Issue (i): Whether damages paid for breach of an underwriting arrangement were allowable as business loss and were outside the scope of speculative transaction and expenditure prohibited by law.
Analysis: The assessee was engaged in merchant banking and underwriting as part of its regular business. The amount paid arose from non-performance of the underwriting obligation and the ensuing settlement of a dispute between the parties, not from a completed contract settled in the sense contemplated by the speculative transaction provision. The distinction between settlement of contract and settlement of dispute arising from breach of contract was treated as decisive. The payment was also held not to be an amount incurred for a purpose prohibited by law, since breach of a commercial obligation and payment of compensation to the aggrieved party did not amount to illegality for purposes of disallowance.
Conclusion: The damages were allowable as business loss and the disallowance was unsustainable.
Issue (ii): Whether loss on account of diminution in value of devolved securities was allowable or attracted the speculative loss provisions.
Analysis: The claimed amount represented only a notional book loss arising from valuation of stock at cost or market value, whichever was lower. There was no actual purchase and sale transaction during the year and no transfer to a third party. Since the loss was merely a diminution in value and not an actual trading loss, the speculative loss provisions were held to be inapplicable, but the claim was nevertheless not allowable as a deductible loss.
Conclusion: The loss was not allowable.
Issue (iii): Whether ad hoc disallowance of certain expenses was justified.
Analysis: The disallowance had been made generally for want of supporting vouchers and without pinpointing specific defects.
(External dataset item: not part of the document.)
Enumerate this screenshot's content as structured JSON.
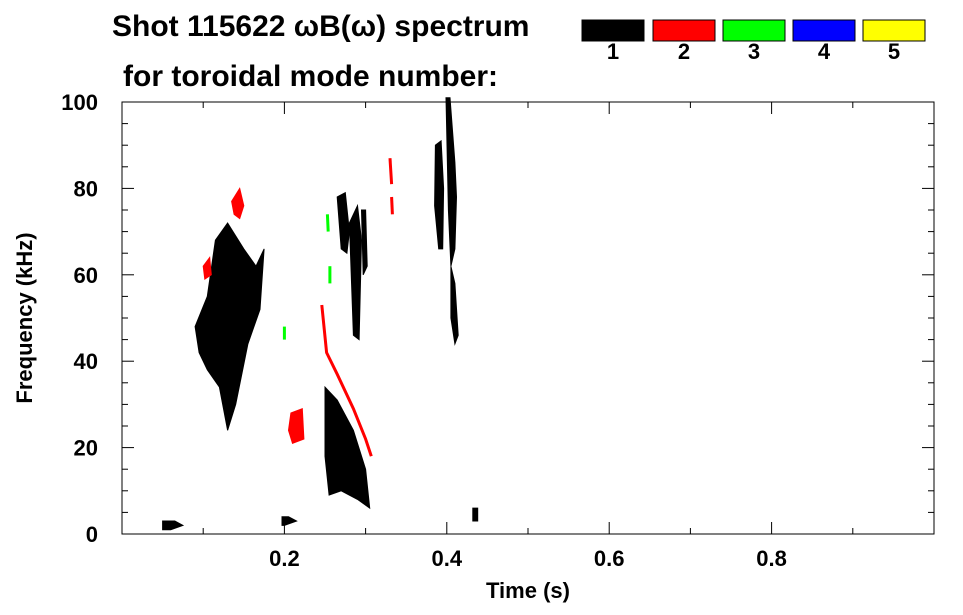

In view of the need for proper verification, the matter was considered fit for fresh examination by the Assessing Officer after giving the assessee an opportunity to produce evidence.
Conclusion: The issue was sent back for de novo adjudication and the assessee obtained only statistical relief.
Final Conclusion: The substantive relief was granted on the underwriting-damages claim, the valuation-loss claim was rejected, and the expense disallowance was remitted for fresh consideration, leaving the appeal partly successful overall.
Ratio Decidendi: A payment made to settle a dispute arising from breach of a commercial underwriting obligation is a business loss and not a speculative loss, whereas a mere notional diminution in value of stock without an actual trading transaction is not deductible as such.